Genome Mining Data of Bacillus cabrialesii TE3T
This dataset contains (1) the Bacillus cabrialesii TE3T genome, (2) the Bacillus cabrialesii TE3T genome-mining results and (3) results and BGC sequences used to construct BGC networking of Bacillus cabrialesii TE3T BGCs through BiG-SCAPE.
Steps to reproduce
Genome Assembly: The quality of raw reads was checked using FastQC and trimmed to remove the adapter and low-quality sequences with Trimmomatic (phred score of 30, and no more than two ambiguous bases per read).
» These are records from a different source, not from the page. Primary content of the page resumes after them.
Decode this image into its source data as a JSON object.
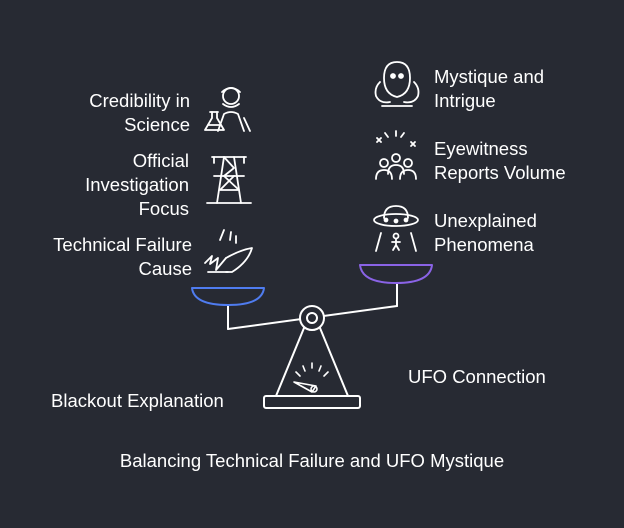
{
  "colors": {
    "background": "#272a33",
    "stroke": "#ffffff",
    "left_pan": "#4f7cf0",
    "right_pan": "#8a63e6"
  },
  "left_side": {
    "items": [
      {
        "line1": "Credibility in",
        "line2": "Science",
        "icon": "scientist-icon"
      },
      {
        "line1": "Official",
        "line2": "Investigation",
        "line3": "Focus",
        "icon": "power-tower-icon"
      },
      {
        "line1": "Technical Failure",
        "line2": "Cause",
        "icon": "broken-sparks-icon"
      }
    ],
    "label": "Blackout Explanation"
  },
  "right_side": {
    "items": [
      {
        "line1": "Mystique and",
        "line2": "Intrigue",
        "icon": "alien-icon"
      },
      {
        "line1": "Eyewitness",
        "line2": "Reports Volume",
        "icon": "witness-group-icon"
      },
      {
        "line1": "Unexplained",
        "line2": "Phenomena",
        "icon": "ufo-abduction-icon"
      }
    ],
    "label": "UFO Connection"
  },
  "caption": "Balancing Technical Failure and UFO Mystique"
}
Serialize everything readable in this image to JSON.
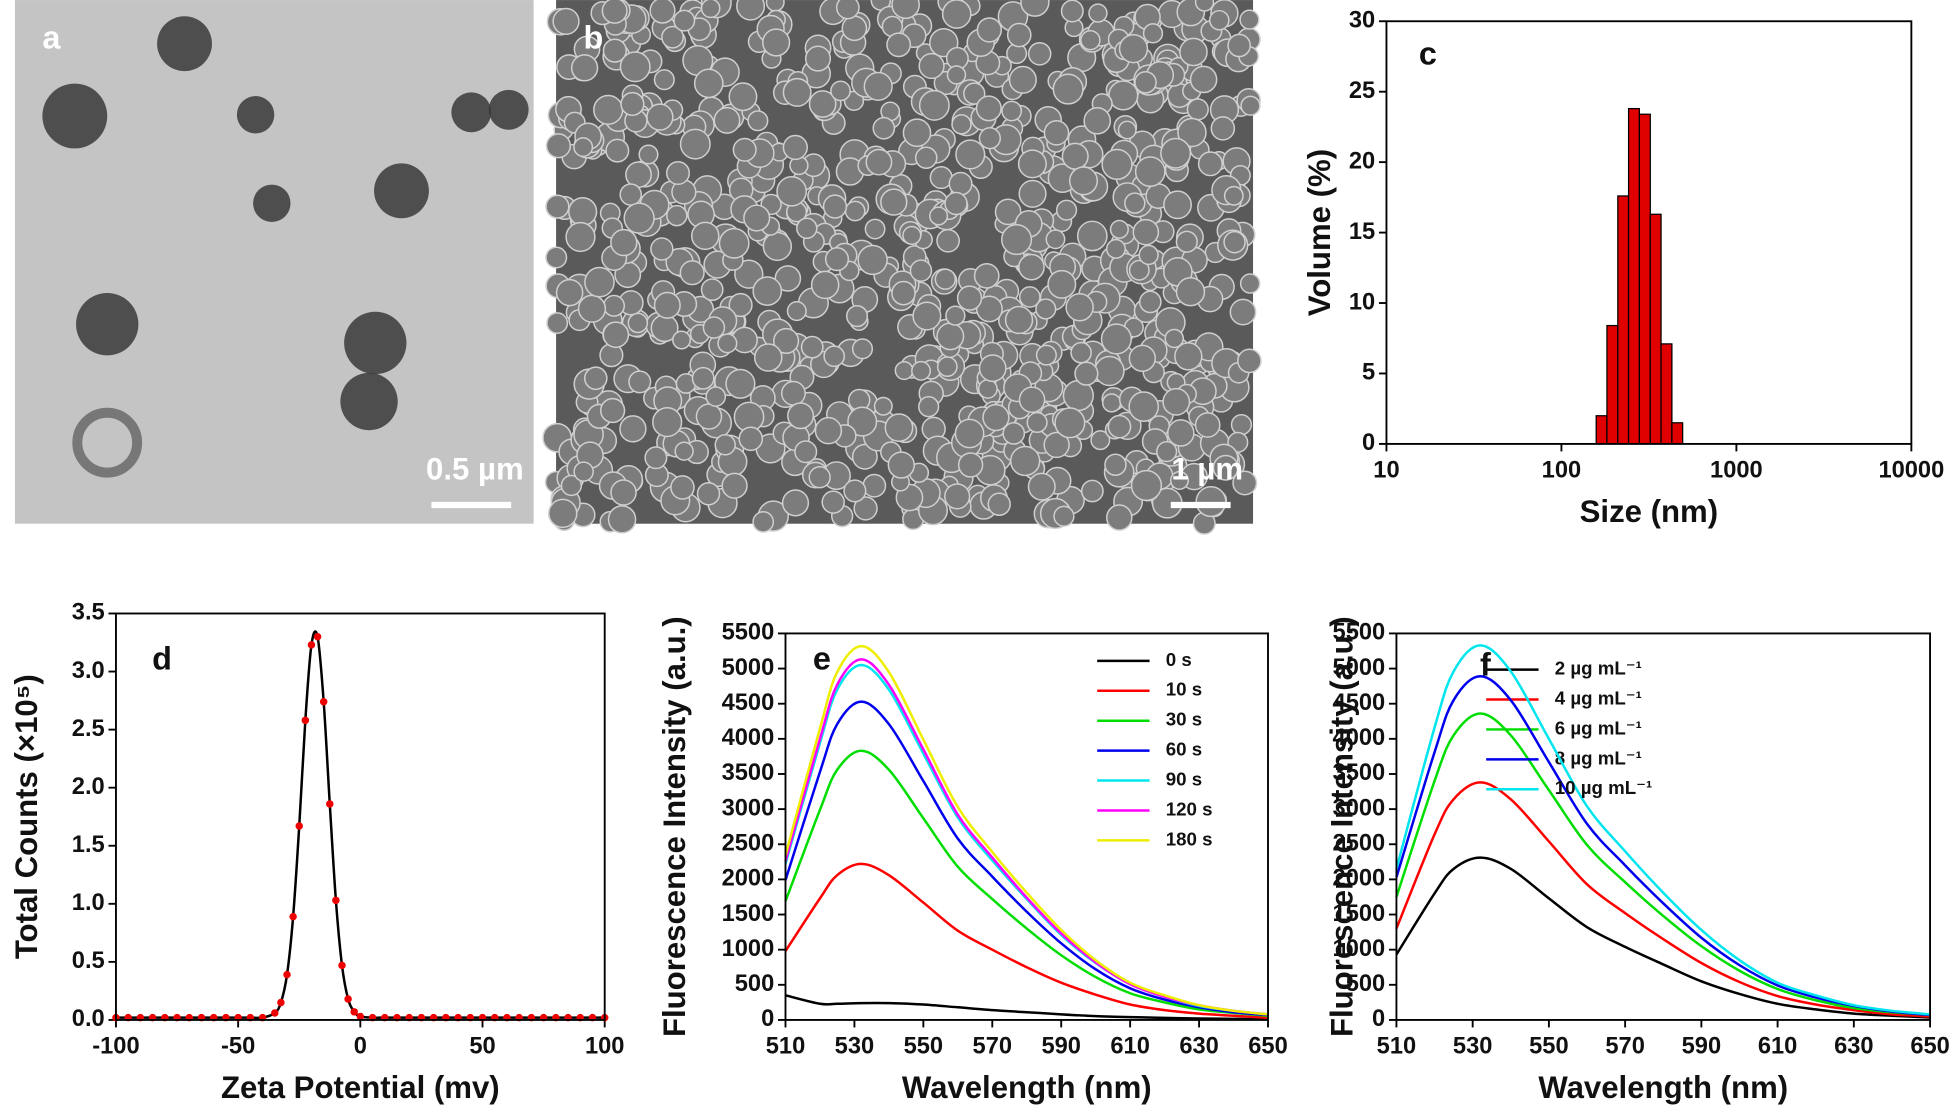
{
  "chart_data": [
    {
      "type": "image",
      "label": "a",
      "scale_bar": "0.5 µm",
      "color": "#c4c4c4"
    },
    {
      "type": "image",
      "label": "b",
      "scale_bar": "1 µm",
      "color": "#5a5a5a"
    },
    {
      "type": "histogram",
      "label": "c",
      "xlabel": "Size (nm)",
      "ylabel": "Volume (%)",
      "xscale": "log",
      "color": "#e00000",
      "bins": [
        158,
        182,
        210,
        242,
        279,
        322,
        371,
        428,
        493
      ],
      "values": [
        2,
        8.4,
        17.6,
        23.8,
        23.4,
        16.3,
        7.1,
        1.5
      ],
      "xlim": [
        10,
        10000
      ],
      "xticks": [
        10,
        100,
        1000,
        10000
      ],
      "ylim": [
        0,
        30
      ],
      "yticks": [
        0,
        5,
        10,
        15,
        20,
        25,
        30
      ]
    },
    {
      "type": "line",
      "label": "d",
      "xlabel": "Zeta Potential (mv)",
      "ylabel": "Total Counts (×10⁵)",
      "markers": true,
      "marker_color": "#ee0000",
      "x": [
        -100,
        -95,
        -90,
        -85,
        -80,
        -75,
        -70,
        -65,
        -60,
        -55,
        -50,
        -45,
        -40,
        -35,
        -32.5,
        -30,
        -27.5,
        -25,
        -22.5,
        -20,
        -17.5,
        -15,
        -12.5,
        -10,
        -7.5,
        -5,
        -2.5,
        0,
        5,
        10,
        15,
        20,
        25,
        30,
        35,
        40,
        45,
        50,
        55,
        60,
        65,
        70,
        75,
        80,
        85,
        90,
        95,
        100
      ],
      "series": [
        {
          "color": "#000000",
          "values": [
            0.02,
            0.02,
            0.02,
            0.02,
            0.02,
            0.02,
            0.02,
            0.02,
            0.02,
            0.02,
            0.02,
            0.02,
            0.02,
            0.06,
            0.15,
            0.39,
            0.89,
            1.67,
            2.58,
            3.23,
            3.3,
            2.74,
            1.86,
            1.03,
            0.47,
            0.18,
            0.07,
            0.03,
            0.02,
            0.02,
            0.02,
            0.02,
            0.02,
            0.02,
            0.02,
            0.02,
            0.02,
            0.02,
            0.02,
            0.02,
            0.02,
            0.02,
            0.02,
            0.02,
            0.02,
            0.02,
            0.02,
            0.02
          ]
        }
      ],
      "xlim": [
        -100,
        100
      ],
      "xticks": [
        -100,
        -50,
        0,
        50,
        100
      ],
      "ylim": [
        0,
        3.5
      ],
      "yticks": [
        {
          "value": 0,
          "label": "0.0"
        },
        0.5,
        {
          "value": 1,
          "label": "1.0"
        },
        1.5,
        {
          "value": 2,
          "label": "2.0"
        },
        2.5,
        {
          "value": 3,
          "label": "3.0"
        },
        3.5
      ]
    },
    {
      "type": "line",
      "label": "e",
      "xlabel": "Wavelength (nm)",
      "ylabel": "Fluorescence Intensity (a.u.)",
      "x": [
        510,
        520,
        525,
        532,
        540,
        550,
        560,
        570,
        580,
        590,
        600,
        610,
        620,
        630,
        640,
        650
      ],
      "series": [
        {
          "name": "0 s",
          "color": "#000000",
          "values": [
            350,
            230,
            230,
            240,
            240,
            220,
            180,
            140,
            110,
            80,
            55,
            40,
            30,
            20,
            15,
            10
          ]
        },
        {
          "name": "10 s",
          "color": "#ff0000",
          "values": [
            980,
            1730,
            2060,
            2220,
            2060,
            1670,
            1270,
            1000,
            750,
            530,
            360,
            220,
            140,
            90,
            60,
            30
          ]
        },
        {
          "name": "30 s",
          "color": "#00dd00",
          "values": [
            1690,
            2990,
            3560,
            3830,
            3560,
            2870,
            2180,
            1720,
            1300,
            920,
            610,
            380,
            250,
            150,
            100,
            60
          ]
        },
        {
          "name": "60 s",
          "color": "#0000ee",
          "values": [
            1990,
            3530,
            4210,
            4530,
            4210,
            3400,
            2580,
            2040,
            1540,
            1090,
            720,
            450,
            290,
            180,
            110,
            70
          ]
        },
        {
          "name": "90 s",
          "color": "#00e5ee",
          "values": [
            2220,
            3940,
            4700,
            5050,
            4700,
            3790,
            2880,
            2270,
            1720,
            1210,
            810,
            510,
            330,
            200,
            130,
            80
          ]
        },
        {
          "name": "120 s",
          "color": "#ff00ff",
          "values": [
            2260,
            4000,
            4770,
            5130,
            4770,
            3850,
            2920,
            2310,
            1740,
            1230,
            820,
            510,
            330,
            210,
            130,
            80
          ]
        },
        {
          "name": "180 s",
          "color": "#eeee00",
          "values": [
            2340,
            4150,
            4950,
            5320,
            4950,
            3990,
            3030,
            2390,
            1810,
            1280,
            850,
            530,
            350,
            210,
            130,
            80
          ]
        }
      ],
      "xlim": [
        510,
        650
      ],
      "xticks": [
        510,
        530,
        550,
        570,
        590,
        610,
        630,
        650
      ],
      "ylim": [
        0,
        5500
      ],
      "yticks": [
        0,
        500,
        1000,
        1500,
        2000,
        2500,
        3000,
        3500,
        4000,
        4500,
        5000,
        5500
      ]
    },
    {
      "type": "line",
      "label": "f",
      "xlabel": "Wavelength (nm)",
      "ylabel": "Fluorescence Intensity (a.u.)",
      "x": [
        510,
        520,
        525,
        532,
        540,
        550,
        560,
        570,
        580,
        590,
        600,
        610,
        620,
        630,
        640,
        650
      ],
      "series": [
        {
          "name": "2 µg mL⁻¹",
          "color": "#000000",
          "values": [
            930,
            1800,
            2150,
            2310,
            2150,
            1730,
            1320,
            1040,
            790,
            550,
            370,
            230,
            150,
            90,
            60,
            35
          ]
        },
        {
          "name": "4 µg mL⁻¹",
          "color": "#ff0000",
          "values": [
            1300,
            2640,
            3140,
            3380,
            3140,
            2540,
            1930,
            1520,
            1150,
            810,
            540,
            340,
            220,
            140,
            80,
            50
          ]
        },
        {
          "name": "6 µg mL⁻¹",
          "color": "#00dd00",
          "values": [
            1750,
            3400,
            4050,
            4360,
            4050,
            3270,
            2490,
            1960,
            1480,
            1050,
            700,
            440,
            280,
            170,
            110,
            70
          ]
        },
        {
          "name": "8 µg mL⁻¹",
          "color": "#0000ee",
          "values": [
            2030,
            3810,
            4550,
            4890,
            4550,
            3670,
            2790,
            2200,
            1660,
            1170,
            780,
            490,
            320,
            200,
            120,
            70
          ]
        },
        {
          "name": "10 µg mL⁻¹",
          "color": "#00e5ee",
          "values": [
            2150,
            4160,
            4960,
            5330,
            4960,
            4000,
            3040,
            2400,
            1810,
            1280,
            850,
            530,
            350,
            210,
            130,
            80
          ]
        }
      ],
      "xlim": [
        510,
        650
      ],
      "xticks": [
        510,
        530,
        550,
        570,
        590,
        610,
        630,
        650
      ],
      "ylim": [
        0,
        5500
      ],
      "yticks": [
        0,
        500,
        1000,
        1500,
        2000,
        2500,
        3000,
        3500,
        4000,
        4500,
        5000,
        5500
      ]
    }
  ]
}
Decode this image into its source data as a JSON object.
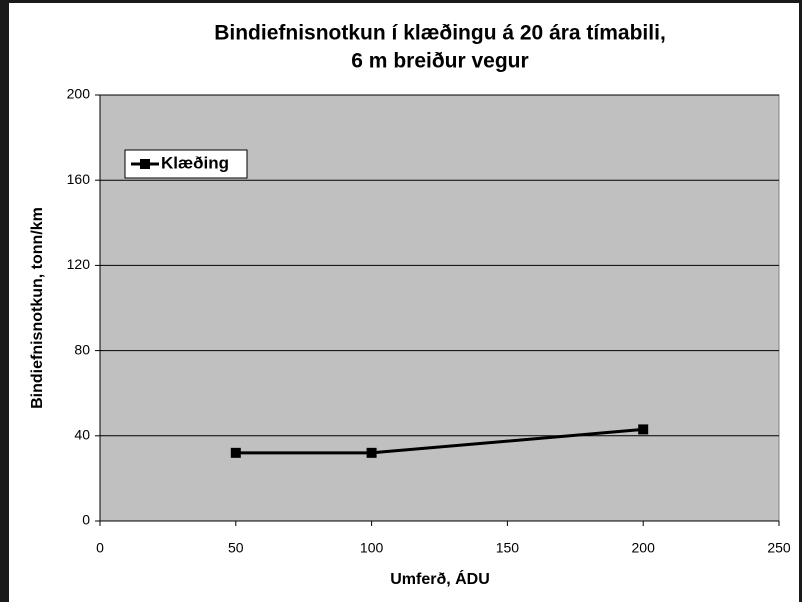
{
  "chart_data": {
    "type": "line",
    "title_lines": [
      "Bindiefnisnotkun í klæðingu á 20 ára tímabili,",
      "6 m breiður vegur"
    ],
    "x_label": "Umferð, ÁDU",
    "y_label": "Bindiefnisnotkun, tonn/km",
    "x": [
      50,
      100,
      200
    ],
    "series": [
      {
        "name": "Klæðing",
        "color": "#000000",
        "values": [
          32,
          32,
          43
        ]
      }
    ],
    "xlim": [
      0,
      250
    ],
    "xticks": [
      0,
      50,
      100,
      150,
      200,
      250
    ],
    "ylim": [
      0,
      200
    ],
    "yticks": [
      0,
      40,
      80,
      120,
      160,
      200
    ],
    "grid": true,
    "legend": "upper left"
  }
}
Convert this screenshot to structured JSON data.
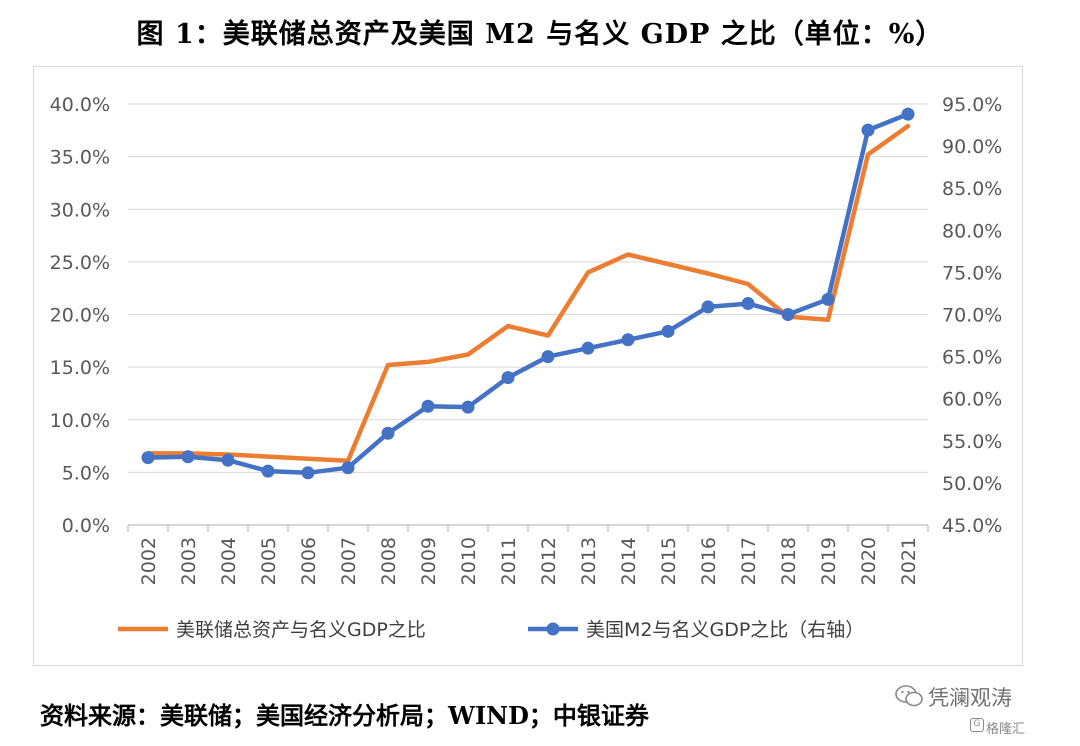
{
  "title": "图 1：美联储总资产及美国 M2 与名义 GDP 之比（单位：%）",
  "source": "资料来源：美联储；美国经济分析局；WIND；中银证券",
  "watermark": {
    "top": "凭澜观涛",
    "bottom": "格隆汇"
  },
  "chart_data": {
    "type": "line",
    "title": "图 1：美联储总资产及美国 M2 与名义 GDP 之比（单位：%）",
    "x": [
      "2002",
      "2003",
      "2004",
      "2005",
      "2006",
      "2007",
      "2008",
      "2009",
      "2010",
      "2011",
      "2012",
      "2013",
      "2014",
      "2015",
      "2016",
      "2017",
      "2018",
      "2019",
      "2020",
      "2021"
    ],
    "y_left": {
      "min": 0,
      "max": 40,
      "step": 5,
      "ticks": [
        "0.0%",
        "5.0%",
        "10.0%",
        "15.0%",
        "20.0%",
        "25.0%",
        "30.0%",
        "35.0%",
        "40.0%"
      ]
    },
    "y_right": {
      "min": 45,
      "max": 95,
      "step": 5,
      "ticks": [
        "45.0%",
        "50.0%",
        "55.0%",
        "60.0%",
        "65.0%",
        "70.0%",
        "75.0%",
        "80.0%",
        "85.0%",
        "90.0%",
        "95.0%"
      ]
    },
    "grid": true,
    "legend": "bottom",
    "series": [
      {
        "name": "美联储总资产与名义GDP之比",
        "axis": "left",
        "color": "#ed7d31",
        "marker": false,
        "values": [
          6.8,
          6.8,
          6.7,
          6.5,
          6.3,
          6.1,
          15.2,
          15.5,
          16.2,
          18.9,
          18.0,
          24.0,
          25.7,
          24.8,
          23.9,
          22.9,
          19.8,
          19.5,
          35.2,
          37.9
        ]
      },
      {
        "name": "美国M2与名义GDP之比（右轴）",
        "axis": "right",
        "color": "#4472c4",
        "marker": true,
        "values": [
          53.0,
          53.1,
          52.7,
          51.4,
          51.2,
          51.8,
          55.9,
          59.1,
          59.0,
          62.5,
          65.0,
          66.0,
          67.0,
          68.0,
          70.9,
          71.3,
          70.0,
          71.8,
          91.9,
          93.8
        ]
      }
    ]
  }
}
After trimmed, high-quality reads were assembled using SPAdes (version 3.10.1) genome assembler with the ‘—careful’ parameter for read error correction, and a set of k-mer lengths of 21, 33, 55, 77, 99 and 127 (optimal value = 51). Mauve contig Mover (MCM) was used for contig reordering using the reference genome of B. subtilis CW14 (NCBI project accession PRJNA330772).. Genome mining: Contigs were concatenated as one unique sequence using the Union tool from the Emboss package, and submitted to antibiotics & Secondary Metabolite analysis shell (antiSMASH) web-server (https://antismash.secondarymetabolites.org) under detection strictness parameter = strict. BGC networking: BGC networking was constructed including sequences of Bacillus subtilis group strains obtained from i) antiSMASH database (antiSMASH-DB) and ii) Minimum Information about a Biosynthetic Gene cluster database (MIBiG), by using a locally installed version of the BiG-SCAPE software, with the local option enabled and a distance cut-off score = 0.3.